Im Zweifel für den Angeklagten – dieser Rechtsgrundsatz könnte im Fall des als Badewannenmord bekannt gewordenen Tods einer 87-Jährigen in „im Zweifel gegen den Angeklagten“ umgedeutet worden sein.

13 Jahre und sechs Monate saß der Hausmeister Manfred G. womöglich unschuldig im Gefängnis. Sollte das am Mittwoch vor dem Landgericht München I beginnende Wiederaufnahmeverfahren dies bestätigen, wäre es einer der größten Justizskandale Bayerns.

Der 62 Jahre alte G. ist seit dem 12. August vergangenen Jahres wieder frei. An diesem Tag ereignete sich eine Rarität in der Justizgeschichte: Ein rechtskräftiges Mordurteil wurde nach neuen Gutachten vom Landgericht München I angezweifelt.

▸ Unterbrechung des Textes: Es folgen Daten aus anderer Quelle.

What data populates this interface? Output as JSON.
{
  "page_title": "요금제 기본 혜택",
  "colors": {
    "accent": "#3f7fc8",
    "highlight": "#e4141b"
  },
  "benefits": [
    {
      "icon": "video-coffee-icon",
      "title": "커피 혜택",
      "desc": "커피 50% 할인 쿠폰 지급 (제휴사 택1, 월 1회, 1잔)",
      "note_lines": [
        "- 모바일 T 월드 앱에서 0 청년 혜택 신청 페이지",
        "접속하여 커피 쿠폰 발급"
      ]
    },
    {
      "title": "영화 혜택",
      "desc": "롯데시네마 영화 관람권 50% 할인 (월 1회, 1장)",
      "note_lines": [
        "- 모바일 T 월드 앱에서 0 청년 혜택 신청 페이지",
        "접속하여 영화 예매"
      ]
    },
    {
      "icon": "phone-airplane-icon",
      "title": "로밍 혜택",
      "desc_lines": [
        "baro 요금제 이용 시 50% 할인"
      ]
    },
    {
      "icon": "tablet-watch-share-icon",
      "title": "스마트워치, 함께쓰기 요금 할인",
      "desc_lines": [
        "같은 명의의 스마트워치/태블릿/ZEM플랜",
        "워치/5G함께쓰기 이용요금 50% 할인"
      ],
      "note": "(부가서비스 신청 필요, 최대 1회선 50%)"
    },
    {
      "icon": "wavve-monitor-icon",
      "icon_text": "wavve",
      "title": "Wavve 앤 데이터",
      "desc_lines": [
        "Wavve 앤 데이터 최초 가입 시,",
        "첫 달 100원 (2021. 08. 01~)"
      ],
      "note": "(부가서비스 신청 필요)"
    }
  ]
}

Da gegen den wegen Mordes verurteilten Mann kein dringender Tatverdacht mehr bestand, kam G. umgehend aus dem Gefängnis in Landsberg am Lech frei. Da aber das Gericht andererseits keinen Anlass für einen sofortigen Freispruch sah, muss der ganze Fall neu aufgerollt werden.

Was war damals geschehen?

Dessen Geschichte begann am 28. Oktober 2008 in Rottach-Egern am Tegernsee. Damals entdeckte eine Pflegerin eine 87 Jahre alte Frau tot in der Badewanne ihrer Wohnung. Sie war ertrunken, ihr linkes Bein hing über den Wannenrand.

Bei der Obduktion entdeckte ein Mediziner zwei Blutergüsse unter der Kopfhaut – für die Polizei ein Hinweis auf ein mögliches Tötungsdelikt.

Ins Visier der Ermittler geriet quasi zwangsläufig G., der sich seit Jahren um die Verstorbene und davor auch um deren inzwischen gestorbenen Mann gekümmert hatte. Da ein Gutachter ausschloss, dass die Hämatome Folge eines Sturzes sein könnten, fehlte nur noch das Motiv. Die Staatsanwaltschaft nahm an, dass G. der Frau Geld gestohlen und sie das bemerkt habe.

Den Diebstahl gab es nicht

Im Ende 2009 gestarteten ersten Prozess konnte G. beweisen, dass es den Diebstahl nicht gegeben hatte. Die Anklage tauschte das Motiv – nun soll ein Streit über eine von G. ausgeschlagene Einladung zum Kaffee Auslöser für die vermeintliche Tötung gewesen sein.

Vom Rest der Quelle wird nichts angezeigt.